The suspects include Theo Dent, Jasmine’s insolvent brother; Meg Bellamy, Jasmine’s friend and former colleague from the Council Planning Office; Major Harley Keith, Jasmine’s elderly downstairs neighbor who was stationed in Calcutta when she was a child there; Roger Leveson-Gower, Meg’s greedy lover; and Felicity Howarth, Jasmine’s nurse and an old acquaintance, whose son remains in a nursing home for an old injury as Jasmine’s long past lover Timothy Franklin remains in an asylum for schizophrenia.
Most of these characters need money, and as Jasmine’s will discloses, she left shares of her estate to them.
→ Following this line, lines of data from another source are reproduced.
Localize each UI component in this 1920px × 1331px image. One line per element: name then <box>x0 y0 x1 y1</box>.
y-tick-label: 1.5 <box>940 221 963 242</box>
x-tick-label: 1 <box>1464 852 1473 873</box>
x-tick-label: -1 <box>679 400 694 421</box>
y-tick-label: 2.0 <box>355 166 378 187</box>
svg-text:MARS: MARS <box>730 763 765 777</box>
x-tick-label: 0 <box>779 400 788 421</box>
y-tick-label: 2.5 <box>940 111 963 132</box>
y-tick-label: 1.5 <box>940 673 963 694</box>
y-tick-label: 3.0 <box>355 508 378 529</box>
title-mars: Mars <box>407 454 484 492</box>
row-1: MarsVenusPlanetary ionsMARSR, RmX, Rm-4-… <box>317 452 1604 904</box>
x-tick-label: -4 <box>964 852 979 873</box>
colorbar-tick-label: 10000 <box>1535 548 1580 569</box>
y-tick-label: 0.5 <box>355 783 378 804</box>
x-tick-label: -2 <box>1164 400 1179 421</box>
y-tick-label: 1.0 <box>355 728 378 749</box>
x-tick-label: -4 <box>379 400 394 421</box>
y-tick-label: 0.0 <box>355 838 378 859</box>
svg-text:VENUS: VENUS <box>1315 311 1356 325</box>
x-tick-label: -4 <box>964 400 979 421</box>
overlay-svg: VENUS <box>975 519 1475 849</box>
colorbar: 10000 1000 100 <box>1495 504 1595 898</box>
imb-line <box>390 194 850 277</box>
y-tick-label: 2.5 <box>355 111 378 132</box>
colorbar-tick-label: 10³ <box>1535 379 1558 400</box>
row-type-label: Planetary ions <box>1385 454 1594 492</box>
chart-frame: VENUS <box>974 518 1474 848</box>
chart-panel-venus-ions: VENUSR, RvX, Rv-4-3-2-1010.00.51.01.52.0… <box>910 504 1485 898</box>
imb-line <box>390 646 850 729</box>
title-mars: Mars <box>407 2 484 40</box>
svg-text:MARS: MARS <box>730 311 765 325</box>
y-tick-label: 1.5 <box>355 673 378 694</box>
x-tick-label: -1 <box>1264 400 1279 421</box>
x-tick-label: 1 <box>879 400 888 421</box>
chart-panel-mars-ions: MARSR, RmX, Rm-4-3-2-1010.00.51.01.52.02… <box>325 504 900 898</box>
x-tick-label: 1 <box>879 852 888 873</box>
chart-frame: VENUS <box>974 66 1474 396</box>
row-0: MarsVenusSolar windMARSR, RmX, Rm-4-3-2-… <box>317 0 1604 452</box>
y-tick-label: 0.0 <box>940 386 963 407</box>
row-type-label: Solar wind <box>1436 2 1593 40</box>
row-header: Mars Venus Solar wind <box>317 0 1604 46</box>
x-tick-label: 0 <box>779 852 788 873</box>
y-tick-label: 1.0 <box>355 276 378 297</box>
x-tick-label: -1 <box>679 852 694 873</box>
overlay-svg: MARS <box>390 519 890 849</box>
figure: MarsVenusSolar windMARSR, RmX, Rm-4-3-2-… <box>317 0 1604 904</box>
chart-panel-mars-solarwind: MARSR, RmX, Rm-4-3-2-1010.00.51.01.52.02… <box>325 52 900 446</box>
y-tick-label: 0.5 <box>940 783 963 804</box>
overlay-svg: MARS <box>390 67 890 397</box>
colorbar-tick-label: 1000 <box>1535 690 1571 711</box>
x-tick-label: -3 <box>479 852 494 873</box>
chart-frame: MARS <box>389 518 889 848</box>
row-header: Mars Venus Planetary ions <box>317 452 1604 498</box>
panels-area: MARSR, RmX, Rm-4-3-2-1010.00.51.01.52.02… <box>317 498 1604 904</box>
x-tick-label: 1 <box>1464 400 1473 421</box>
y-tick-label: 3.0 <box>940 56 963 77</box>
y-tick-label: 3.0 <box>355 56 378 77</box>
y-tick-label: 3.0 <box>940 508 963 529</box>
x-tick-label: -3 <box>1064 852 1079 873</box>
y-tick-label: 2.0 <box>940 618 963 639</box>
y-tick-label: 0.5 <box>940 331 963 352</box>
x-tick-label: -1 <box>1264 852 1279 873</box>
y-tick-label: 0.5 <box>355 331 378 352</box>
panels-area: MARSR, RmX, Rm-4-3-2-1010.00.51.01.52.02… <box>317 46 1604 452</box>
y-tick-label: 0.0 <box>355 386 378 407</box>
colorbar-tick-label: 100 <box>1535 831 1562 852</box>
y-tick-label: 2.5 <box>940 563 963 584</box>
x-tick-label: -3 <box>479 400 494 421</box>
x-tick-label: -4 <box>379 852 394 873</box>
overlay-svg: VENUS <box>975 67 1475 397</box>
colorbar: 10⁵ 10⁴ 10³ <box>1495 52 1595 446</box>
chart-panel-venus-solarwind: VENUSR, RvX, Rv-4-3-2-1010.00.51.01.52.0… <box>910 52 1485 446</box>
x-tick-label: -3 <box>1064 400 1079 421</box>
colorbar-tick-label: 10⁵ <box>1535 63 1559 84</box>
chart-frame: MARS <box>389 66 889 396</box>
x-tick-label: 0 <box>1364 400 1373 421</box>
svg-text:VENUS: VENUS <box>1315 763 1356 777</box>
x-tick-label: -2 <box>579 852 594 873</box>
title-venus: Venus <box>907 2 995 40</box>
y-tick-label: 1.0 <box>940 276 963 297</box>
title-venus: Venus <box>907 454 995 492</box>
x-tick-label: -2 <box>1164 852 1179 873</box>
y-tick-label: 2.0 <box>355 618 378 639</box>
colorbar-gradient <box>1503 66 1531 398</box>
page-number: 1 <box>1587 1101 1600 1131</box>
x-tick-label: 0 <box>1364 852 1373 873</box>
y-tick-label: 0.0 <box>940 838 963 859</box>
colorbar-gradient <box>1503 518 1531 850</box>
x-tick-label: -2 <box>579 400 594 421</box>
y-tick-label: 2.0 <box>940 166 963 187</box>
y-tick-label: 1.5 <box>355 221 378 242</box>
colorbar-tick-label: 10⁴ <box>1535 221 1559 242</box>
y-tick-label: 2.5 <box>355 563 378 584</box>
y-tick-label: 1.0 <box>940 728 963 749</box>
The motive for her murder turns out to be more complex than greed, however, as Kincaid’s research into her past ultimately reveals.
The title derives from a war memorial in Dorset, where Jasmine and Theo were sent to live with their vicious Aunt May after their father died. “All shall be well” is ironic regarding Jasmine and her murderer, of course, but accurate too, for justice is served and several characters, including Gemma, begin to solve their emotional dilemmas.
If Deborah Crombie’s plot is a bit burdened by a surfeit of interviews, during which tea is often served and minor characters highlighted, her style is graceful, her descriptions vivid, and her characters enriched by problems that reach beyond the crime which presents them.